Comment choisissez-vous les étalons ?

Nous recherchons souvent des étalons qui vont apporter de la force et des allures à nos poulinières. Nous souhaitons préserver cette belle race qu’est l’anglo-arabe et nous cherchons dans nos croisements des apports qui permettent de maintenir le chic, l’énergie et la réactivité nécessaire aux bons chevaux de compétition. Nous essayons aussi d’utiliser des étalons connus pour leur bon caractère car depuis des années nous démontrons que les Anglos ne sont pas plus difficiles que les autres chevaux à la condition d’être bien éduqués.

Dans quel but élevez-vous ? Avez-vous une clientèle particulière ?

Nous nous adressons aussi à des cavaliers amateurs qui recherchent des chevaux pratiques, stables et bien dans leur tête. Nous n’avons pas la prétention de faire naître un futur champion du Monde, mais nous voulons surtout que les acheteurs (professionnels ou amateurs) soient satisfaits de leur choix et qu’ils deviennent à leur tour nos meilleurs ambassadeurs des Anglos. Nous souhaitons garder le contact avec nos propriétaires car ainsi nous avons régulièrement des nouvelles de nos petites et nos petits. Pour infos, certaines d’ailleurs sont revenues dans les vertes prairies de l’élevage après leurs carrières sportives, pour entamer leurs futures carrières de poulinières.

Vous êtes des inconditionnels de cette Grande Semaine de Pompadour.
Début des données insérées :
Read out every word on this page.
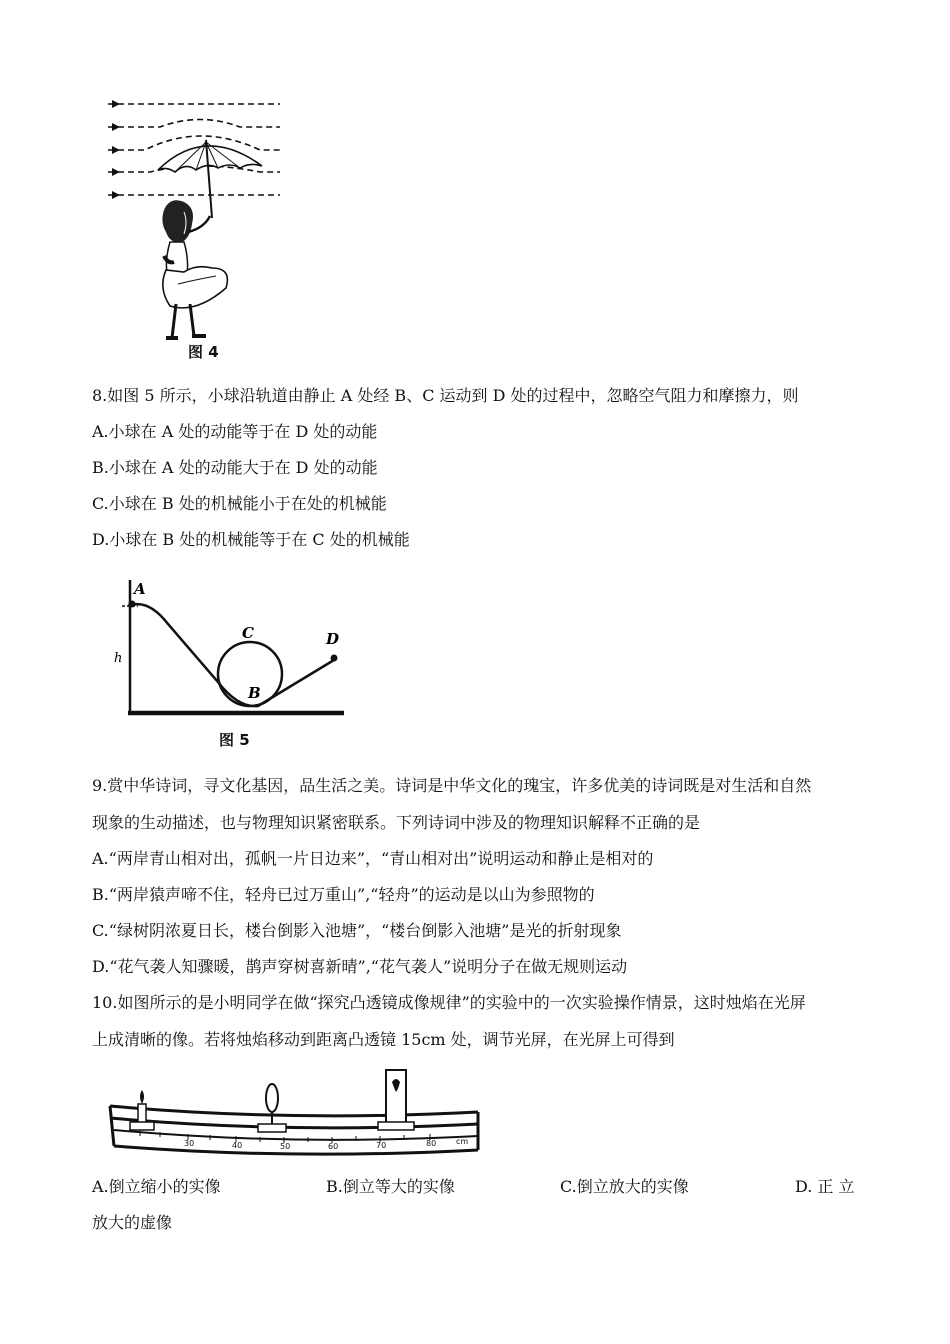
图 4
8.如图 5 所示，小球沿轨道由静止 A 处经 B、C 运动到 D 处的过程中，忽略空气阻力和摩擦力，则
A.小球在 A 处的动能等于在 D 处的动能
B.小球在 A 处的动能大于在 D 处的动能
C.小球在 B 处的机械能小于在处的机械能
D.小球在 B 处的机械能等于在 C 处的机械能
A
h
C
B
D
图 5
9.赏中华诗词，寻文化基因，品生活之美。诗词是中华文化的瑰宝，许多优美的诗词既是对生活和自然
现象的生动描述，也与物理知识紧密联系。下列诗词中涉及的物理知识解释不正确的是
A.“两岸青山相对出，孤帆一片日边来”，“青山相对出”说明运动和静止是相对的
B.“两岸猿声啼不住，轻舟已过万重山”,“轻舟”的运动是以山为参照物的
C.“绿树阴浓夏日长，楼台倒影入池塘”，“楼台倒影入池塘”是光的折射现象
D.“花气袭人知骤暖，鹊声穿树喜新晴”,“花气袭人”说明分子在做无规则运动
10.如图所示的是小明同学在做“探究凸透镜成像规律”的实验中的一次实验操作情景，这时烛焰在光屏
上成清晰的像。若将烛焰移动到距离凸透镜 15cm 处，调节光屏，在光屏上可得到
30	40	50	60	70	80 cm
A.倒立缩小的实像	B.倒立等大的实像	C.倒立放大的实像	D. 正 立
放大的虚像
Qu’est-ce qui vous fait revenir chaque année ?

Nous sommes des fidèles pour plusieurs raisons. Nous considérons Pompadour comme un lieu emblématique de la race Anglo-arabe et le site de cette belle citée corrézienne se prête à merveille aux disciplines équestres et en particulier au CCE. Comme beaucoup d’éleveurs attachés aux Anglos, nous sommes un peu nostalgique des Haras Nationaux qui nous ont permis de côtoyer de magnifiques représentants de cette race qui transitaient entre les sites d’Aurillac, Rodez ou Pompadour.

Produisez-vous pour une discipline spécifique ?
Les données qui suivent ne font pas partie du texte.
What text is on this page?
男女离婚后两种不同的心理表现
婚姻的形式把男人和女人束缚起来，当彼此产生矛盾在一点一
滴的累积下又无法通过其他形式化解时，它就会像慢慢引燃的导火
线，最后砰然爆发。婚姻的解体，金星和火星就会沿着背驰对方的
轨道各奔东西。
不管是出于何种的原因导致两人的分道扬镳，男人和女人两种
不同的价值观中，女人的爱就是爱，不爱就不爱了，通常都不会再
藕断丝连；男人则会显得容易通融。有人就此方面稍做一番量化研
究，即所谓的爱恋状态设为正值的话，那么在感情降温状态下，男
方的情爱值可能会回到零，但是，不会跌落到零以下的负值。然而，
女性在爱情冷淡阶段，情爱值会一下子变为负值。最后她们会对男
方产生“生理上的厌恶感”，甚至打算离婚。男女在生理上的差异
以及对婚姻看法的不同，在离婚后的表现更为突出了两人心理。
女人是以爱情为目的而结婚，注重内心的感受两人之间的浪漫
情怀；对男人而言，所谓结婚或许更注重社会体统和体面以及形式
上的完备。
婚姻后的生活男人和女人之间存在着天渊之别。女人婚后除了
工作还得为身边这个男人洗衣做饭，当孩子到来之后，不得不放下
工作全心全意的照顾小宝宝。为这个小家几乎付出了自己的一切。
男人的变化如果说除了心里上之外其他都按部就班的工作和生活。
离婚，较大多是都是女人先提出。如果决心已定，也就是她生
Nous avons orienté notre élevage vers les chevaux de CCE car nous affectionnons tout particulièrement cette discipline qui demande beaucoup de rigueur, de travail et qui exige peut-être un peu plus de prendre vraiment soin de sa monture pour aller au bout des épreuves. Nous sommes aussi des cavaliers d’extérieurs et nous savons qu’il faut accorder beaucoup d’attention à son cheval pour parcourir de longues distances, nous retrouvons les mêmes exigences dans le Concours Complet. Par ailleurs, Pompadour n’est pas très éloignée de notre élevage et nous venons un peu en voisin pour nous confronter à nos amis corréziens.
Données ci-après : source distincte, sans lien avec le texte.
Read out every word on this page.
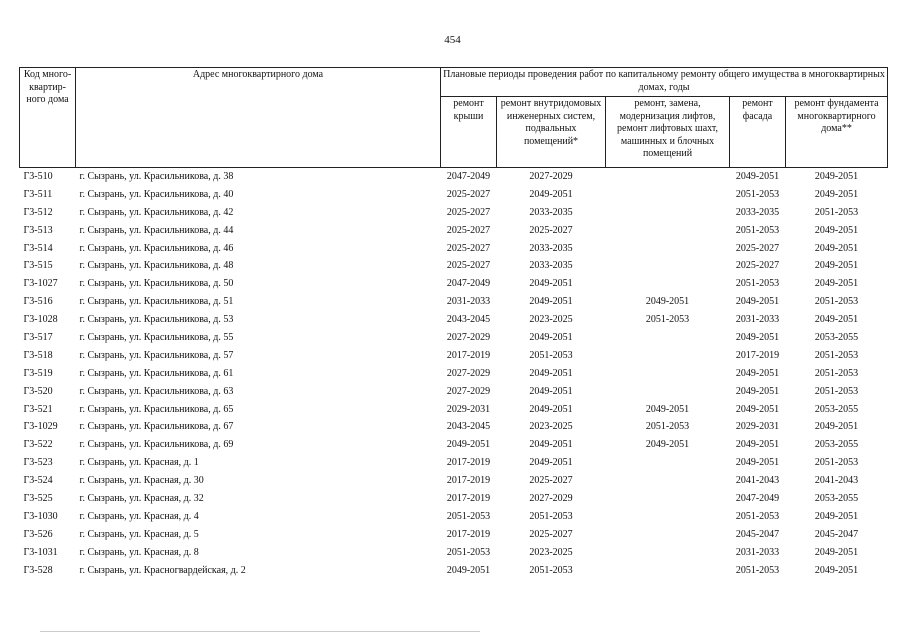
454
Код много-квартир-ного дома	Адрес многоквартирного дома	Плановые периоды проведения работ по капитальному ремонту общего имущества в многоквартирных домах, годы				
		ремонт крыши	ремонт внутридомовых инженерных систем, подвальных помещений*	ремонт, замена, модернизация лифтов, ремонт лифтовых шахт, машинных и блочных помещений	ремонт фасада	ремонт фундамента многоквартирного дома**
Г3-510	г. Сызрань, ул. Красильникова, д. 38	2047-2049	2027-2029		2049-2051	2049-2051
Г3-511	г. Сызрань, ул. Красильникова, д. 40	2025-2027	2049-2051		2051-2053	2049-2051
Г3-512	г. Сызрань, ул. Красильникова, д. 42	2025-2027	2033-2035		2033-2035	2051-2053
Г3-513	г. Сызрань, ул. Красильникова, д. 44	2025-2027	2025-2027		2051-2053	2049-2051
Г3-514	г. Сызрань, ул. Красильникова, д. 46	2025-2027	2033-2035		2025-2027	2049-2051
Г3-515	г. Сызрань, ул. Красильникова, д. 48	2025-2027	2033-2035		2025-2027	2049-2051
Г3-1027	г. Сызрань, ул. Красильникова, д. 50	2047-2049	2049-2051		2051-2053	2049-2051
Г3-516	г. Сызрань, ул. Красильникова, д. 51	2031-2033	2049-2051	2049-2051	2049-2051	2051-2053
Г3-1028	г. Сызрань, ул. Красильникова, д. 53	2043-2045	2023-2025	2051-2053	2031-2033	2049-2051
Г3-517	г. Сызрань, ул. Красильникова, д. 55	2027-2029	2049-2051		2049-2051	2053-2055
Г3-518	г. Сызрань, ул. Красильникова, д. 57	2017-2019	2051-2053		2017-2019	2051-2053
Г3-519	г. Сызрань, ул. Красильникова, д. 61	2027-2029	2049-2051		2049-2051	2051-2053
Г3-520	г. Сызрань, ул. Красильникова, д. 63	2027-2029	2049-2051		2049-2051	2051-2053
Г3-521	г. Сызрань, ул. Красильникова, д. 65	2029-2031	2049-2051	2049-2051	2049-2051	2053-2055
Г3-1029	г. Сызрань, ул. Красильникова, д. 67	2043-2045	2023-2025	2051-2053	2029-2031	2049-2051
Г3-522	г. Сызрань, ул. Красильникова, д. 69	2049-2051	2049-2051	2049-2051	2049-2051	2053-2055
Г3-523	г. Сызрань, ул. Красная, д. 1	2017-2019	2049-2051		2049-2051	2051-2053
Г3-524	г. Сызрань, ул. Красная, д. 30	2017-2019	2025-2027		2041-2043	2041-2043
Г3-525	г. Сызрань, ул. Красная, д. 32	2017-2019	2027-2029		2047-2049	2053-2055
Г3-1030	г. Сызрань, ул. Красная, д. 4	2051-2053	2051-2053		2051-2053	2049-2051
Г3-526	г. Сызрань, ул. Красная, д. 5	2017-2019	2025-2027		2045-2047	2045-2047
Г3-1031	г. Сызрань, ул. Красная, д. 8	2051-2053	2023-2025		2031-2033	2049-2051
Г3-528	г. Сызрань, ул. Красногвардейская, д. 2	2049-2051	2051-2053		2051-2053	2049-2051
Pourquoi Pompadour garde une place à part dans votre calendrier ?

Il y a toujours eu à Pompadour une ambiance conviviale favorisant les rencontres, les échanges avec les cavaliers professionnels aguerris, les marchands, les coachs, les entraîneurs, les collègues éleveurs, les journalistes. Ces échanges permettent aussi de sentir quelles vont être les évolutions du sport, quels seront potentiellement les futurs chevaux recherchés pour la discipline. Nous revenons aussi chaque année avec nos foals et nos trois ans car nous sommes convaincus que ce type de championnat permet de forger le mental des chevaux qui vont être confrontés à des expériences nouvelles (transport, boxe, présentation, remise de prix, sonorisation). Ainsi l’éleveur devient le repère du cheval dans ce monde un peu hostile et le lien homme/cheval va se renforcer pour servir de base à de futurs apprentissages. Nous avons pu aussi mesurer l’impact médiatique de notre présence à ce championnat pour de futurs contacts. En tant qu’éleveurs, pouvoir présenter des photos, vidéos, notations et classements d’un cheval participant à ce championnat offre des garanties indéniables à un acquéreur pour affirmer son choix. De même, que d’émotions, lors des épreuves de CCE et en particulier de cross, lorsqu’un « Domerguie» que nous avons fait naître est entrain de fouler ce magnifique terrain. Enfin, nous avons le plaisir de retrouver les ami.e.s éleveuses et éleveurs qui viennent eux aussi depuis des années, avec lesquels nous pouvons partager nos joies et nos peines autour d’un bon repas, nous permettant ainsi de relativiser et de relever la tête dans les moments difficiles de l’élevage.